Time-varying signals are commonly observed in the laboratory as well as many other applied settings. Consider, for example, the voltage level that is present at a specific point in a circuit. In theory, the voltage level can be represented by a real number. More specifically, the voltage level can theoretically be represented by any real number at any instant in time, a feature that conforms to the main characteristics of an analog signal. Suppose that an analog voltage level is measured (sampled) using an oscilloscope (o-scope). The o-scope displays a graph of the voltage level, with time depicted in the horizontal direction (t axis) and voltage level in the vertical direction (y axis). Each (t, y(t)) point on the o-scope graph represents a measurement of the line voltage at the corresponding time when the measurement was made. The o-scope displays the voltage signal in the time domain, i.e., how the voltage varies through time.

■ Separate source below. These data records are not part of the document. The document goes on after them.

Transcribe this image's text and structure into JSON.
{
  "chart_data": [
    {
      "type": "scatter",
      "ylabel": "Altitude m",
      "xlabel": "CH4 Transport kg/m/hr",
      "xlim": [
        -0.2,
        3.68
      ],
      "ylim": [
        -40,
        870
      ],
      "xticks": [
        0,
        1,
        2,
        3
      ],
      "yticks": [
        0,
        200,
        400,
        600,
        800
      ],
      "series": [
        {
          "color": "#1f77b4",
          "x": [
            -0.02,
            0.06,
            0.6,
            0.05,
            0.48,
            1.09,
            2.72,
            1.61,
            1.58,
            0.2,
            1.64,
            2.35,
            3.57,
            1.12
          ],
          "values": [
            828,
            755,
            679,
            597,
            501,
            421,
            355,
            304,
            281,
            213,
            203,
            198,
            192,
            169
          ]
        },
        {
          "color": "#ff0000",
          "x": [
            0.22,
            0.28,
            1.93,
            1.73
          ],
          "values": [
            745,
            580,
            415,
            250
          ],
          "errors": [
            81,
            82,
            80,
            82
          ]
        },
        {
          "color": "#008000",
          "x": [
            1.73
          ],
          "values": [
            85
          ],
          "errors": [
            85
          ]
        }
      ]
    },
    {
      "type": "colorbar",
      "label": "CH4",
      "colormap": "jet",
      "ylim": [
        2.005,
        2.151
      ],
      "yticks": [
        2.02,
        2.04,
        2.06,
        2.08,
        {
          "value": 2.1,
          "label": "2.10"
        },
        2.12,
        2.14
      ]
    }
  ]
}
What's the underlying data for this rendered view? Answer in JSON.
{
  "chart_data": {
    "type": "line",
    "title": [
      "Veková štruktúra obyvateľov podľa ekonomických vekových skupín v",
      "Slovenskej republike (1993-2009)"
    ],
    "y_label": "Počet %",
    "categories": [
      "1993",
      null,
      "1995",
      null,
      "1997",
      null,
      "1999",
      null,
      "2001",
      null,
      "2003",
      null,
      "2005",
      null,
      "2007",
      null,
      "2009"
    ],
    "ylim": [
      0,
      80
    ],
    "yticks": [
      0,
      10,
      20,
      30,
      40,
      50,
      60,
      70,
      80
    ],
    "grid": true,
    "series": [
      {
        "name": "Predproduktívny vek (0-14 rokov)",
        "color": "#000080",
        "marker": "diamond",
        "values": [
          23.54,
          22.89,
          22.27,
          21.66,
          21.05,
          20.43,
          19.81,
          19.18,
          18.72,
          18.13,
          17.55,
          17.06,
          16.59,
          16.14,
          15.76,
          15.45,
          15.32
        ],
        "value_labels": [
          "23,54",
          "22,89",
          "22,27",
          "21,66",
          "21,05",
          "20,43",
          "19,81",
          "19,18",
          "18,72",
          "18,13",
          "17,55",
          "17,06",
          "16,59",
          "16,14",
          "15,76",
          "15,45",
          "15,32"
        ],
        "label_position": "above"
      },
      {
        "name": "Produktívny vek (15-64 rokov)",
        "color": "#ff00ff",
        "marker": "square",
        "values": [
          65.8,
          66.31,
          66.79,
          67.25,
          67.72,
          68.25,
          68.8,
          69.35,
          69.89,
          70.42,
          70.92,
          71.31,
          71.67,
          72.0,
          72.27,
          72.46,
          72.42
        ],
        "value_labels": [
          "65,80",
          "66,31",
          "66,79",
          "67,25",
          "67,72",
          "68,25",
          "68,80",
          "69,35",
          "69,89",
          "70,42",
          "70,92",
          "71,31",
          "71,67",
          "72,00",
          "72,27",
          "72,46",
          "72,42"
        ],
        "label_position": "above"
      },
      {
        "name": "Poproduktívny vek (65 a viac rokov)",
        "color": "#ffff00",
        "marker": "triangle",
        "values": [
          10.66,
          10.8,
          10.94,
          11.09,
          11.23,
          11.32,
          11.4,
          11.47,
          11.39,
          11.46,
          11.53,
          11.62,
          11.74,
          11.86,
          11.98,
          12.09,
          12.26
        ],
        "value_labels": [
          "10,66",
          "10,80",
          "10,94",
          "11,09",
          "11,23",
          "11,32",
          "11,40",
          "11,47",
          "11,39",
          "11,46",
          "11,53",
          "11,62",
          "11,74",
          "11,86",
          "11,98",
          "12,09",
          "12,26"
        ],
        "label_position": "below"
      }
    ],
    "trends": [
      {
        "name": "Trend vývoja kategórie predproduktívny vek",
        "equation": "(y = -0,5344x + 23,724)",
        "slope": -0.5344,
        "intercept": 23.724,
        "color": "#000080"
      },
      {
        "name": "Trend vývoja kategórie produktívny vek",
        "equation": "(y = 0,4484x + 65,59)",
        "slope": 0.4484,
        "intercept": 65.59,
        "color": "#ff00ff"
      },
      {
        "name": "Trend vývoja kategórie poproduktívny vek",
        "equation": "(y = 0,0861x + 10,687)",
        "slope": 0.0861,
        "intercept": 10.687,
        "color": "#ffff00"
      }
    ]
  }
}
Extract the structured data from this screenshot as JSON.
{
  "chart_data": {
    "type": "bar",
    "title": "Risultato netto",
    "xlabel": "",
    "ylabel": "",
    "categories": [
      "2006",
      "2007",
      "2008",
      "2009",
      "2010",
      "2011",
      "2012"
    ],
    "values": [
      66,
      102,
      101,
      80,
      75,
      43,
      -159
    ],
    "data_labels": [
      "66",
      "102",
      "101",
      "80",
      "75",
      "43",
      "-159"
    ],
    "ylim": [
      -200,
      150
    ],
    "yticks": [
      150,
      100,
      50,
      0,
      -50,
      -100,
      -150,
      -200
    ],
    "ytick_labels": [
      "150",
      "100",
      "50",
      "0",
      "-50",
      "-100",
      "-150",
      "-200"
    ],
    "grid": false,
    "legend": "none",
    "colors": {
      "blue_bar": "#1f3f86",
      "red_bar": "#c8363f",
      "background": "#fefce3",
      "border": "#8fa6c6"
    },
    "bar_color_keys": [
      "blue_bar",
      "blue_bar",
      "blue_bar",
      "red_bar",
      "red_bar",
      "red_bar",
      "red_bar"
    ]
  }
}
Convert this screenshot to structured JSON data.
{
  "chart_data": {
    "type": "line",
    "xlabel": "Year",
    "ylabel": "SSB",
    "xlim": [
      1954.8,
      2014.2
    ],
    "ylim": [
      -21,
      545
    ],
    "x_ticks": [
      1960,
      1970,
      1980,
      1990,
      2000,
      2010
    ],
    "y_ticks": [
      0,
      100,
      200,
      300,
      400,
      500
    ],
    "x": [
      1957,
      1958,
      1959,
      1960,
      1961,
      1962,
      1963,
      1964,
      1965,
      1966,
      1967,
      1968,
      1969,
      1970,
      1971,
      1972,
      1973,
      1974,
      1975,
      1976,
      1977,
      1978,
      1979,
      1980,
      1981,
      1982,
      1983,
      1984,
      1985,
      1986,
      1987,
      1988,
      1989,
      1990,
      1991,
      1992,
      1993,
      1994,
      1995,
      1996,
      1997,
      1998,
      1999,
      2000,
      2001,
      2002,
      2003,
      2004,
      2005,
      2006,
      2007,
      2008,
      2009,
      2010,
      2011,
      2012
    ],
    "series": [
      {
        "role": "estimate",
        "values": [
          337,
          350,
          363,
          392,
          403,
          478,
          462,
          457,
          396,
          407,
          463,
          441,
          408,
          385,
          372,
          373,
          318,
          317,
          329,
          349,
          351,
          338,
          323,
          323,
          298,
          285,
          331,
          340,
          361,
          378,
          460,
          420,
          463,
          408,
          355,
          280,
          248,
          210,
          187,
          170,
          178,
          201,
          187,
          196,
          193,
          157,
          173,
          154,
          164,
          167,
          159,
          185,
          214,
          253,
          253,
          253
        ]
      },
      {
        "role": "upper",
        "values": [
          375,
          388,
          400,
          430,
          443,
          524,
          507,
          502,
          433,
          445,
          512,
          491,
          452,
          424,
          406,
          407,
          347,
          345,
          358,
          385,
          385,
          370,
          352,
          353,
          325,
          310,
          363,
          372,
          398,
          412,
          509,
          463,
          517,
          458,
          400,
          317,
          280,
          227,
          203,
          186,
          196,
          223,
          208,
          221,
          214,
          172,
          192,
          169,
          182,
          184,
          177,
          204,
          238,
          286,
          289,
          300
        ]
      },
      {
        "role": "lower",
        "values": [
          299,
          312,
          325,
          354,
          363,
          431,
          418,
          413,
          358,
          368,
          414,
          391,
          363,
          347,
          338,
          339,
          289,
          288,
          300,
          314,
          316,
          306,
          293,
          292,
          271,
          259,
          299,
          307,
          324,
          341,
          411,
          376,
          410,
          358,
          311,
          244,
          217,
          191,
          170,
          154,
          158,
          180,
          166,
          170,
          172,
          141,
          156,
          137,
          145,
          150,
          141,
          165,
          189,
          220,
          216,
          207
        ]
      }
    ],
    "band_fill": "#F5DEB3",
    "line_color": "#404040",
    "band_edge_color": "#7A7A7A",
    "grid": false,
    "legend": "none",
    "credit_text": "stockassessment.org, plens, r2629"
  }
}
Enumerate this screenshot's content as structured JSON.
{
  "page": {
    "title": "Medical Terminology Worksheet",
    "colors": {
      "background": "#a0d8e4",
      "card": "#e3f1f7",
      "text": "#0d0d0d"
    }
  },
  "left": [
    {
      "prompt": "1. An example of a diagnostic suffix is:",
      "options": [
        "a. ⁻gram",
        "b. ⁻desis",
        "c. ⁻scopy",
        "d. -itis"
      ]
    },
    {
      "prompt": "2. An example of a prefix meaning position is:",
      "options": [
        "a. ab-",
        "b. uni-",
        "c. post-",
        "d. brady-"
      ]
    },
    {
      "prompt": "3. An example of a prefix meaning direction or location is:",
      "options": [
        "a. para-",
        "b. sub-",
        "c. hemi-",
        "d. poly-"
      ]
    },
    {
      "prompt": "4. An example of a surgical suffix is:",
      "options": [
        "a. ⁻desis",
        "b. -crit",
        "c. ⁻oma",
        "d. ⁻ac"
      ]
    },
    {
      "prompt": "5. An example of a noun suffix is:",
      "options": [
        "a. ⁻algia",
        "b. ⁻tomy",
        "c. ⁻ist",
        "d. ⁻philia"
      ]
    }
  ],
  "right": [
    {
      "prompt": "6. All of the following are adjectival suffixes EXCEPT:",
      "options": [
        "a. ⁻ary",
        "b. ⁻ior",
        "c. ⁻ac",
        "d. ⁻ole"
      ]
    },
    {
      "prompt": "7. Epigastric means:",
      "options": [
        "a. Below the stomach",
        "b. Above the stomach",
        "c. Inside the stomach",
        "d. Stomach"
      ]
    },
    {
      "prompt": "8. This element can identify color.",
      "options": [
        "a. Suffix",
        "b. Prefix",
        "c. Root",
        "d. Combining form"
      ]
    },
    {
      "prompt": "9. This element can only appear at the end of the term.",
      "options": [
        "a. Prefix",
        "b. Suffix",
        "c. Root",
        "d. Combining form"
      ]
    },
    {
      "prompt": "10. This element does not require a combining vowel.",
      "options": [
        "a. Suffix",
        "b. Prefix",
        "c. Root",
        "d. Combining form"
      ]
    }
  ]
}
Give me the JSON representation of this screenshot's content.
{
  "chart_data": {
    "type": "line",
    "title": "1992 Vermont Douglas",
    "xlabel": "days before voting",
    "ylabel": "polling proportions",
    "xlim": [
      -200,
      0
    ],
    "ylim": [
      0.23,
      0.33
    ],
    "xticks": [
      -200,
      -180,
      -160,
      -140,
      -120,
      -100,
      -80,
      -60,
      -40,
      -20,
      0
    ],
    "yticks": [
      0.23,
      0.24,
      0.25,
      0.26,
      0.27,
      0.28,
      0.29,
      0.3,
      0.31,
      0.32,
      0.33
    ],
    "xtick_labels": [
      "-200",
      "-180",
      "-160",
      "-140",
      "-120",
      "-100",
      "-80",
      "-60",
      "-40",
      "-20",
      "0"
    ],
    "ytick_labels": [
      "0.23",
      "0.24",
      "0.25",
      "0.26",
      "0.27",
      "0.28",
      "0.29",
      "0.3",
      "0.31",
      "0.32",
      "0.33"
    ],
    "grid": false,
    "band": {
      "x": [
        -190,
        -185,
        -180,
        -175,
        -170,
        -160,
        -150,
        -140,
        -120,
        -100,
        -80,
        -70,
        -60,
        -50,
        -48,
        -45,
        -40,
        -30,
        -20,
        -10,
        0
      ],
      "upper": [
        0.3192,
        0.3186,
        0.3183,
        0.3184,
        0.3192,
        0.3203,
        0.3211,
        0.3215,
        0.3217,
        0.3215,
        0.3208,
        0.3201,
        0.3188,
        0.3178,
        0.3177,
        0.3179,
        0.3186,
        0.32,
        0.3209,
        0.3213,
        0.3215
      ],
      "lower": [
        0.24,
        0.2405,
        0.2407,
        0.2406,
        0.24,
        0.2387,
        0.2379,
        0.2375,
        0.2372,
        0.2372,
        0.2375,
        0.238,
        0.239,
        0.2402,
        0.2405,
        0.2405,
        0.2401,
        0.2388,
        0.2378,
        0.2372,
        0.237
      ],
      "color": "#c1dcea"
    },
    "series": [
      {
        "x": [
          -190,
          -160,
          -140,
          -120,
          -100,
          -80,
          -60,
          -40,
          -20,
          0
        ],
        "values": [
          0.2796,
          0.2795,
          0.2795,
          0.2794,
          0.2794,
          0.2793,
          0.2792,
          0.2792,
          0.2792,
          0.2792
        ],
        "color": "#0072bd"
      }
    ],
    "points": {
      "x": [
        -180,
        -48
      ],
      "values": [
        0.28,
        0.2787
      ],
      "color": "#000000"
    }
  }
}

As a practical example, suppose a waveform generator is used to create a signal by summing three sinusoids and a noise component. To program the waveform generator, several characteristics of each sinusoid must be entered. A sinusoidal waveform is specified using four critical features: frequency, peak amplitude, phase, and vertical offset. A (simplistic) noise component can be specified by declaring its peak amplitude, with the understanding that the noise values are distributed around zero in some manner, e.g., "random (uniform) noise" has a uniform distribution with zero mean, and "band-limited white noise" has a normal distribution with zero mean (see Section 5.2).